The width of the avenues, the Boomtown style, the workers everywhere, the poutine restaurant on the corner (and its je-ne-sais-combien curtains), all this unlikely mix makes me want to dance in its huge crossroads with a sky-blue train dress and a tiara set with brilliants.
At five o’clock or so, I jump into the Senneterre-Montreal passenger car, picnic in the bag for the day (cheese that makes skouik under the tooth, bagels, pepperettes and seeds) ready to face the 10-12-14 hours that my last Canadian epic will last (this time). My train ticket announces an arrival in Montreal around 5:00 pm, but the hostess who greets me suggests that I don’t expect to be there before 6:00 pm. No problem, I have time.

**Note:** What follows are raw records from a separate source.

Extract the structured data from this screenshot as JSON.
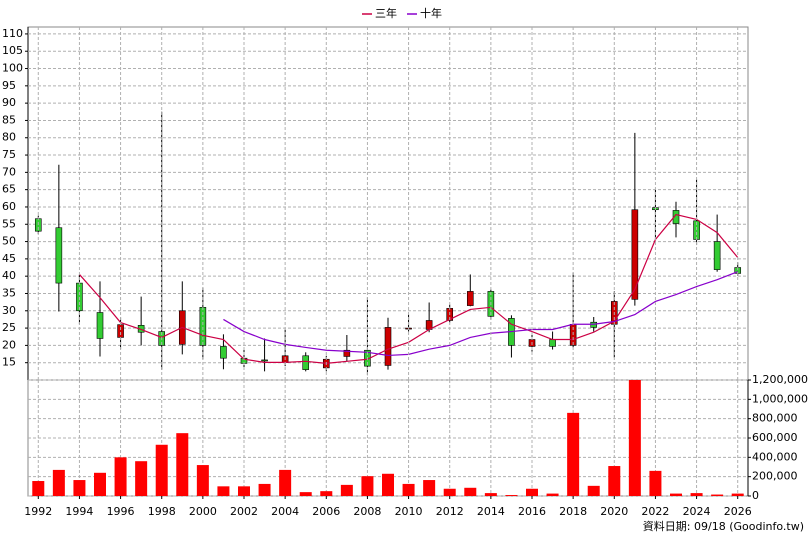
{
  "chart_data": [
    {
      "type": "candlestick",
      "x": [
        1992,
        1993,
        1994,
        1995,
        1996,
        1997,
        1998,
        1999,
        2000,
        2001,
        2002,
        2003,
        2004,
        2005,
        2006,
        2007,
        2008,
        2009,
        2010,
        2011,
        2012,
        2013,
        2014,
        2015,
        2016,
        2017,
        2018,
        2019,
        2020,
        2021,
        2022,
        2023,
        2024,
        2025,
        2026
      ],
      "open": [
        56.6,
        54,
        38,
        29.5,
        22.3,
        25.8,
        24,
        20.3,
        31,
        19.7,
        16.3,
        15.8,
        15,
        17,
        13.5,
        16.8,
        18.6,
        14.2,
        24.8,
        24.6,
        27.2,
        31.5,
        35.6,
        27.8,
        19.7,
        21.7,
        20,
        26.7,
        26.1,
        33.3,
        59.8,
        59,
        56,
        50,
        42.5
      ],
      "high": [
        57.5,
        72.2,
        40.5,
        38.5,
        28.1,
        34.1,
        87.5,
        38.5,
        36.7,
        23.2,
        19,
        22,
        24.6,
        18,
        17,
        23,
        33.9,
        28,
        28.9,
        32.4,
        31.8,
        40.5,
        36.2,
        28.7,
        24,
        24,
        41,
        28.2,
        35.6,
        81.4,
        65,
        61.5,
        68,
        57.8,
        44
      ],
      "low": [
        52.2,
        29.8,
        26.1,
        16.8,
        18.9,
        20,
        13,
        17.4,
        16,
        13.1,
        13.4,
        12.5,
        14,
        12.5,
        12.5,
        15.4,
        11.4,
        13,
        24,
        23.8,
        26.6,
        31.3,
        27.5,
        16.5,
        18.2,
        18.8,
        19.4,
        24,
        16.5,
        31.5,
        50.6,
        51.2,
        49,
        41.3,
        40.2
      ],
      "close": [
        53,
        38,
        30,
        22,
        26,
        23.8,
        20,
        30,
        20,
        16.3,
        14.8,
        15.5,
        17,
        13,
        16,
        18.6,
        14,
        25.2,
        25,
        27.2,
        30.7,
        35.6,
        28.4,
        20,
        21.7,
        19.7,
        26.1,
        25.2,
        32.7,
        59.2,
        59.2,
        55.2,
        50.6,
        41.9,
        40.8
      ],
      "up_color": "#cc0000",
      "down_color": "#33cc33",
      "series": [
        {
          "name": "三年",
          "color": "#cc0044",
          "values": [
            null,
            null,
            40.5,
            33.8,
            26.6,
            24.6,
            22.3,
            25.2,
            22.9,
            21.7,
            16,
            15.1,
            15.1,
            15.4,
            14.8,
            15.4,
            16,
            18.9,
            20.9,
            24.6,
            27.5,
            30.4,
            31,
            26.1,
            24,
            21.7,
            21.7,
            23.8,
            27,
            36.2,
            50.6,
            57.8,
            56.4,
            52.6,
            45.4
          ]
        },
        {
          "name": "十年",
          "color": "#8800cc",
          "values": [
            null,
            null,
            null,
            null,
            null,
            null,
            null,
            null,
            null,
            27.5,
            24,
            21.7,
            20.3,
            19.4,
            18.6,
            18.3,
            18,
            17.1,
            17.4,
            18.9,
            20,
            22.3,
            23.5,
            24,
            24.6,
            24.6,
            26.1,
            26.1,
            26.9,
            28.9,
            32.7,
            34.7,
            37,
            39,
            41.3
          ]
        }
      ],
      "xlim": [
        1991.5,
        2026.5
      ],
      "ylim": [
        10,
        112
      ],
      "yticks": [
        15,
        20,
        25,
        30,
        35,
        40,
        45,
        50,
        55,
        60,
        65,
        70,
        75,
        80,
        85,
        90,
        95,
        100,
        105,
        110
      ],
      "grid": true,
      "legend": "top"
    },
    {
      "type": "bar",
      "x": [
        1992,
        1993,
        1994,
        1995,
        1996,
        1997,
        1998,
        1999,
        2000,
        2001,
        2002,
        2003,
        2004,
        2005,
        2006,
        2007,
        2008,
        2009,
        2010,
        2011,
        2012,
        2013,
        2014,
        2015,
        2016,
        2017,
        2018,
        2019,
        2020,
        2021,
        2022,
        2023,
        2024,
        2025,
        2026
      ],
      "values": [
        155000,
        270000,
        165000,
        240000,
        400000,
        360000,
        530000,
        650000,
        320000,
        100000,
        100000,
        125000,
        270000,
        40000,
        50000,
        115000,
        205000,
        230000,
        125000,
        165000,
        75000,
        85000,
        30000,
        10000,
        75000,
        25000,
        860000,
        105000,
        310000,
        1200000,
        260000,
        25000,
        30000,
        15000,
        25000
      ],
      "color": "#ff0000",
      "xlim": [
        1991.5,
        2026.5
      ],
      "xticks": [
        1992,
        1994,
        1996,
        1998,
        2000,
        2002,
        2004,
        2006,
        2008,
        2010,
        2012,
        2014,
        2016,
        2018,
        2020,
        2022,
        2024,
        2026
      ],
      "ylim": [
        0,
        1200000
      ],
      "yticks": [
        0,
        {
          "value": 200000,
          "label": "200,000"
        },
        {
          "value": 400000,
          "label": "400,000"
        },
        {
          "value": 600000,
          "label": "600,000"
        },
        {
          "value": 800000,
          "label": "800,000"
        },
        {
          "value": 1000000,
          "label": "1,000,000"
        },
        {
          "value": 1200000,
          "label": "1,200,000"
        }
      ],
      "grid": true
    }
  ],
  "footer": "資料日期: 09/18  (Goodinfo.tw)"
}
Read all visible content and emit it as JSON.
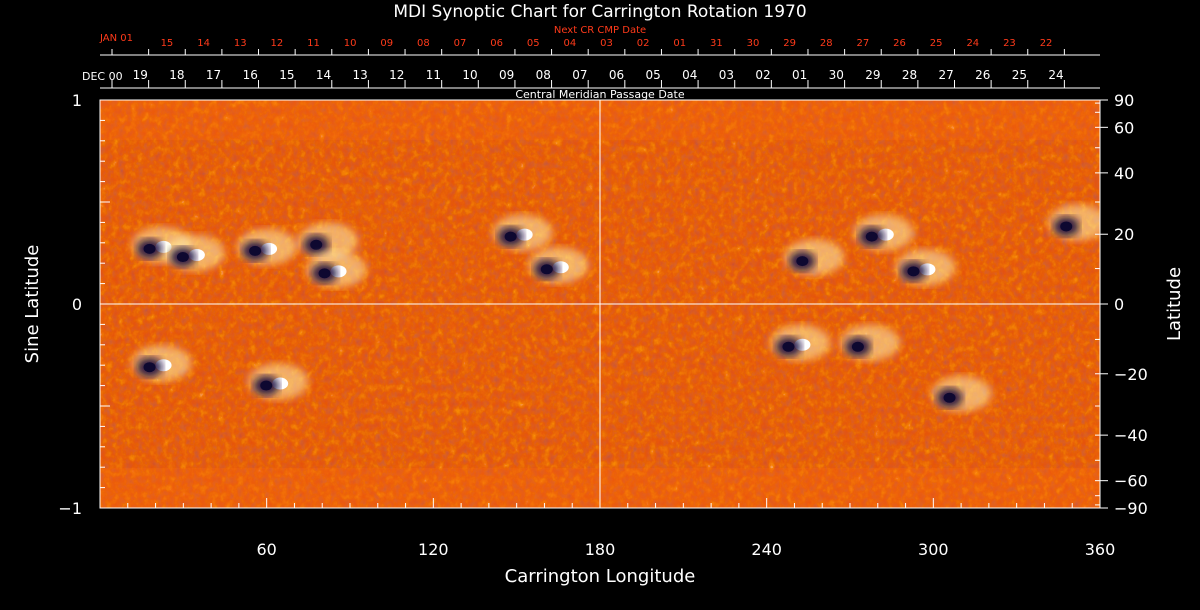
{
  "chart_data": {
    "type": "heatmap",
    "title": "MDI Synoptic Chart for Carrington Rotation 1970",
    "xlabel": "Carrington Longitude",
    "ylabel_left": "Sine Latitude",
    "ylabel_right": "Latitude",
    "top_axis_label": "Central Meridian Passage Date",
    "top_red_label": "Next CR CMP Date",
    "xlim": [
      0,
      360
    ],
    "ylim": [
      -1,
      1
    ],
    "x_ticks": [
      60,
      120,
      180,
      240,
      300,
      360
    ],
    "y_ticks_left": [
      {
        "value": 1,
        "label": "1"
      },
      {
        "value": 0,
        "label": "0"
      },
      {
        "value": -1,
        "label": "−1"
      }
    ],
    "latitude_ticks": [
      {
        "lat": 90,
        "label": "90"
      },
      {
        "lat": 60,
        "label": "60"
      },
      {
        "lat": 40,
        "label": "40"
      },
      {
        "lat": 20,
        "label": "20"
      },
      {
        "lat": 0,
        "label": "0"
      },
      {
        "lat": -20,
        "label": "−20"
      },
      {
        "lat": -40,
        "label": "−40"
      },
      {
        "lat": -60,
        "label": "−60"
      },
      {
        "lat": -90,
        "label": "−90"
      }
    ],
    "cmp_dates_start_label": "DEC 00",
    "cmp_dates": [
      "19",
      "18",
      "17",
      "16",
      "15",
      "14",
      "13",
      "12",
      "11",
      "10",
      "09",
      "08",
      "07",
      "06",
      "05",
      "04",
      "03",
      "02",
      "01",
      "30",
      "29",
      "28",
      "27",
      "26",
      "25",
      "24"
    ],
    "next_cr_start_label": "JAN 01",
    "next_cr_dates": [
      "15",
      "14",
      "13",
      "12",
      "11",
      "10",
      "09",
      "08",
      "07",
      "06",
      "05",
      "04",
      "03",
      "02",
      "01",
      "31",
      "30",
      "29",
      "28",
      "27",
      "26",
      "25",
      "24",
      "23",
      "22"
    ],
    "colorscale": [
      "#1a1040",
      "#c92a10",
      "#ff5a00",
      "#ffe890"
    ],
    "active_regions": [
      {
        "lon": 20,
        "sinlat": 0.28,
        "polarity": "mixed"
      },
      {
        "lon": 32,
        "sinlat": 0.24,
        "polarity": "mixed"
      },
      {
        "lon": 58,
        "sinlat": 0.27,
        "polarity": "mixed"
      },
      {
        "lon": 80,
        "sinlat": 0.3,
        "polarity": "negative"
      },
      {
        "lon": 83,
        "sinlat": 0.16,
        "polarity": "mixed"
      },
      {
        "lon": 163,
        "sinlat": 0.18,
        "polarity": "mixed"
      },
      {
        "lon": 150,
        "sinlat": 0.34,
        "polarity": "mixed"
      },
      {
        "lon": 255,
        "sinlat": 0.22,
        "polarity": "negative"
      },
      {
        "lon": 280,
        "sinlat": 0.34,
        "polarity": "mixed"
      },
      {
        "lon": 295,
        "sinlat": 0.17,
        "polarity": "mixed"
      },
      {
        "lon": 350,
        "sinlat": 0.39,
        "polarity": "negative"
      },
      {
        "lon": 62,
        "sinlat": -0.39,
        "polarity": "mixed"
      },
      {
        "lon": 20,
        "sinlat": -0.3,
        "polarity": "mixed"
      },
      {
        "lon": 250,
        "sinlat": -0.2,
        "polarity": "mixed"
      },
      {
        "lon": 308,
        "sinlat": -0.45,
        "polarity": "negative"
      },
      {
        "lon": 275,
        "sinlat": -0.2,
        "polarity": "negative"
      }
    ]
  }
}
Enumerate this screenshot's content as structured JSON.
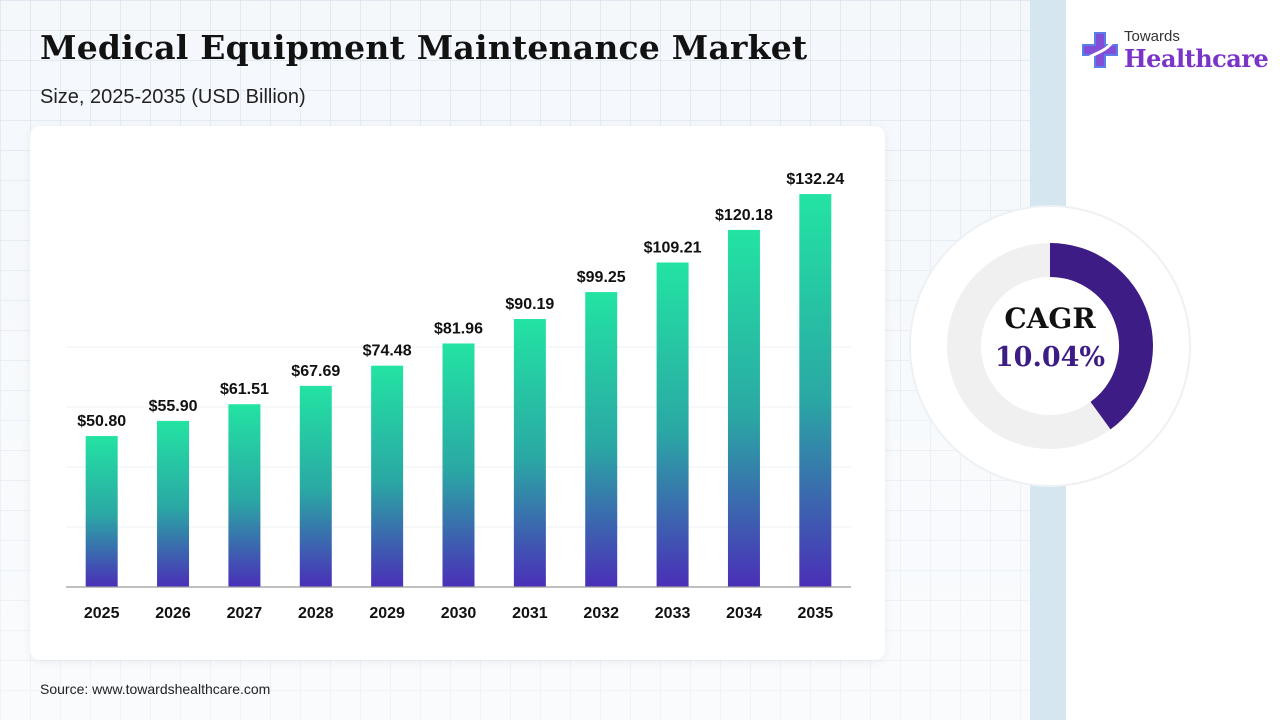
{
  "header": {
    "title": "Medical Equipment Maintenance Market",
    "subtitle": "Size, 2025-2035 (USD Billion)"
  },
  "source": "Source: www.towardshealthcare.com",
  "logo": {
    "small": "Towards",
    "big": "Healthcare"
  },
  "cagr": {
    "label": "CAGR",
    "value": "10.04%",
    "fraction": 0.4
  },
  "colors": {
    "bar_top": "#23e3a3",
    "bar_mid": "#2aa8a4",
    "bar_bottom": "#4a2fb8",
    "cagr_arc": "#3d1d85",
    "cagr_track": "#f0f0f0",
    "logo_purple": "#7a35c8",
    "logo_cross": "#5b7de8"
  },
  "chart_data": {
    "type": "bar",
    "categories": [
      "2025",
      "2026",
      "2027",
      "2028",
      "2029",
      "2030",
      "2031",
      "2032",
      "2033",
      "2034",
      "2035"
    ],
    "values": [
      50.8,
      55.9,
      61.51,
      67.69,
      74.48,
      81.96,
      90.19,
      99.25,
      109.21,
      120.18,
      132.24
    ],
    "data_labels": [
      "$50.80",
      "$55.90",
      "$61.51",
      "$67.69",
      "$74.48",
      "$81.96",
      "$90.19",
      "$99.25",
      "$109.21",
      "$120.18",
      "$132.24"
    ],
    "title": "Medical Equipment Maintenance Market",
    "subtitle": "Size, 2025-2035 (USD Billion)",
    "xlabel": "",
    "ylabel": "",
    "ylim": [
      0,
      140
    ],
    "grid": true,
    "legend": "none"
  }
}
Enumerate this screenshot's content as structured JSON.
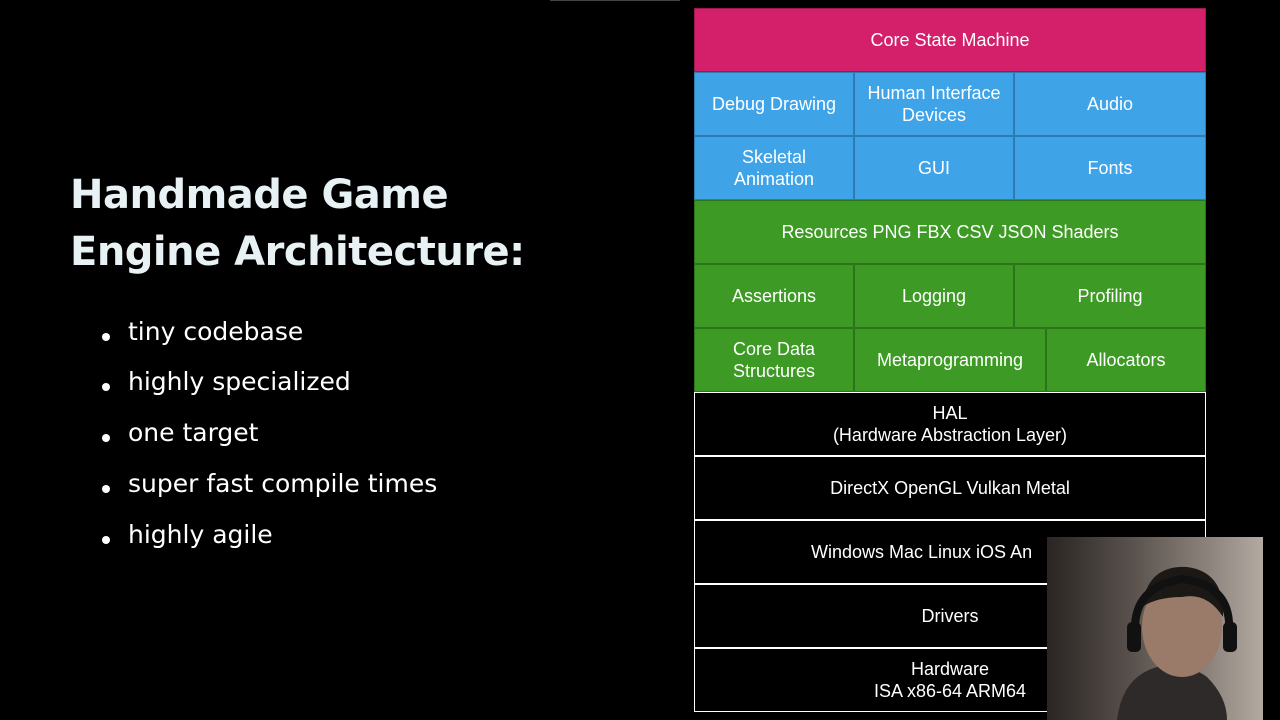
{
  "slide": {
    "title": [
      "Handmade Game",
      "Engine Architecture:"
    ],
    "bullets": [
      "tiny codebase",
      "highly specialized",
      "one target",
      "super fast compile times",
      "highly agile"
    ]
  },
  "diagram": {
    "rows": [
      {
        "color": "#d41f6b",
        "cells": [
          "Core State Machine"
        ]
      },
      {
        "color": "#3fa3e8",
        "cells": [
          "Debug Drawing",
          "Human Interface\nDevices",
          "Audio"
        ]
      },
      {
        "color": "#3fa3e8",
        "cells": [
          "Skeletal\nAnimation",
          "GUI",
          "Fonts"
        ]
      },
      {
        "color": "#3d9a24",
        "cells": [
          "Resources PNG FBX CSV JSON Shaders"
        ]
      },
      {
        "color": "#3d9a24",
        "cells": [
          "Assertions",
          "Logging",
          "Profiling"
        ]
      },
      {
        "color": "#3d9a24",
        "cells": [
          "Core Data\nStructures",
          "Metaprogramming",
          "Allocators"
        ]
      },
      {
        "color": "#000000",
        "cells": [
          "HAL\n(Hardware Abstraction Layer)"
        ]
      },
      {
        "color": "#000000",
        "cells": [
          "DirectX OpenGL Vulkan Metal"
        ]
      },
      {
        "color": "#000000",
        "cells": [
          "Windows Mac Linux iOS An"
        ]
      },
      {
        "color": "#000000",
        "cells": [
          "Drivers"
        ]
      },
      {
        "color": "#000000",
        "cells": [
          "Hardware\nISA x86-64 ARM64"
        ]
      }
    ]
  }
}
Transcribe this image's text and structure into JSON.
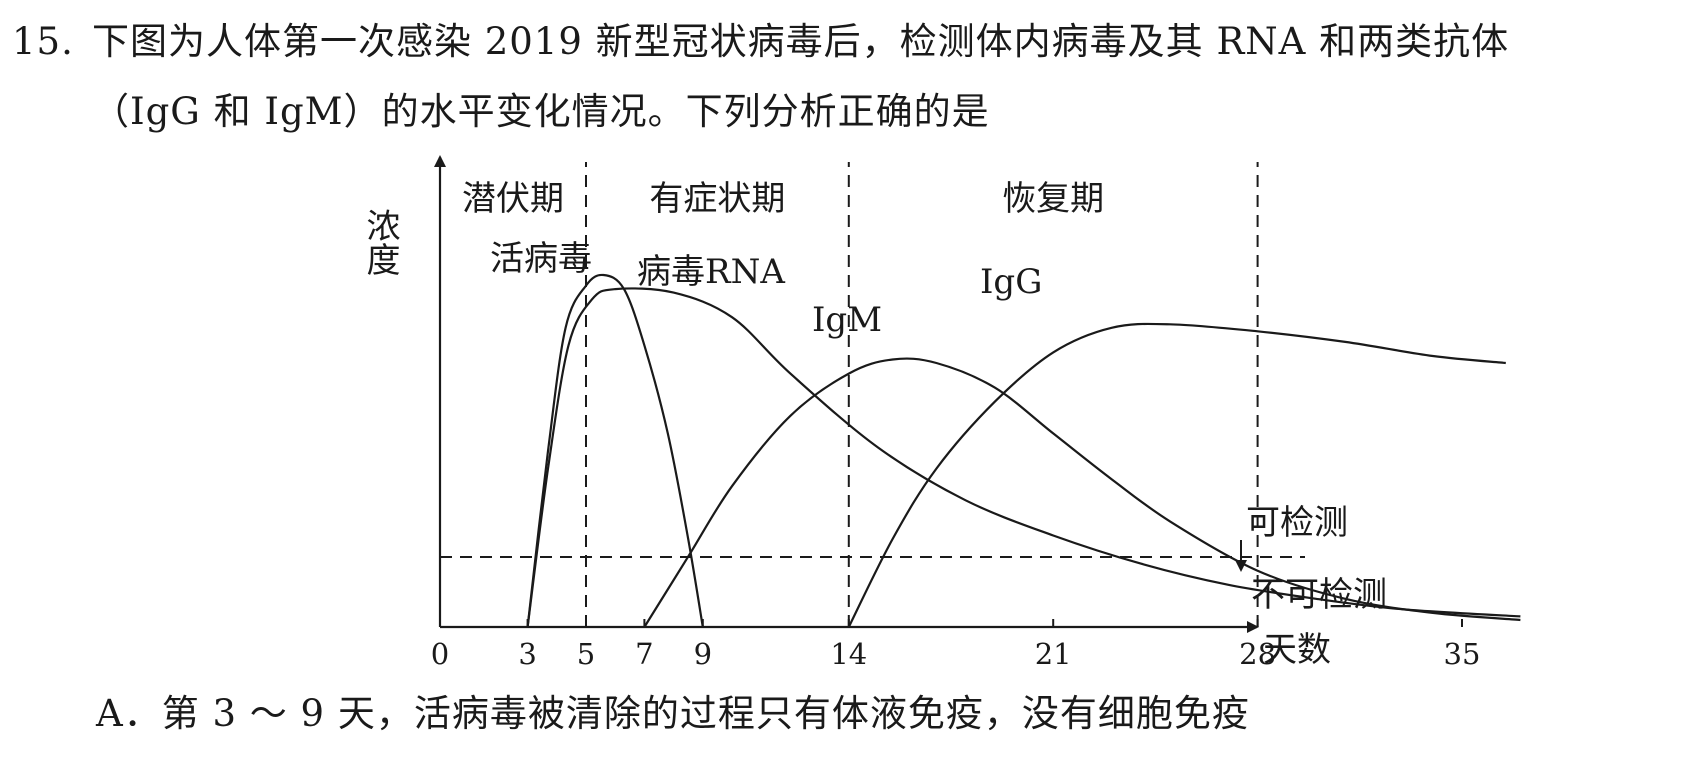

Then I enjoy every second of boredom that’s available to me as I would a rare and precious whiskey. Ten hours between forests and rivers, a few stops in the middle of nowhere, conversations from another world, barely heard, about hunting, fishing and the rest, not an ounce of network, nothing or almost nothing, just time, me, and the wilderness.
I put this week in Abitibi-Témiscamingue back in perspective: a sublime road trip with, as a replacement sun, good humour and fraternity everywhere / life lessons in spades, about courage, determination, harmony and patience / landscapes just from here, animals and people who let themselves live naturally, happy / an impressive glimpse of what can be accomplished in only one hundred years of history.
I put the beginning of the year in perspective at 300km/h. I put into perspective these six years of travel, preceded by twenty-five years of defeat and two years of the strongest determination on the planet. But it’s starting to get far…
Except for the laughter of the girls coloring in the back of the car; except for those cute little old people telling each other how they put a canoe on a seaplane to go fishing in some remote corner. Except for the hostess who puts all the passengers for Montreal near a “nice window”; except for those who hurry to each other to get off and smoke as soon as the train finally stops. Except for a few noisy family reunions on the platforms; except for those who get on and off at the most unlikely stops on the planet (but where do they live, in a tree house? a teepee in a clearing? a raft on the river?).
That’s the magic of trains: to slow down your life to the point where you could cut out and delimit each fraction of time, consider it as a whole entity (like a domino game!) and then put it back into that great, globally imperturbable line.
On the train, I give meaning to what doesn’t make sense. The train, like a microscope, reveals what really matters, the engine behind everything: the precious seconds of these years that rebuild you. And, in the time it takes to move, they are already behind you, waiting for you on the tops of forests or the swirling of rivers, somewhere along the path of your memories.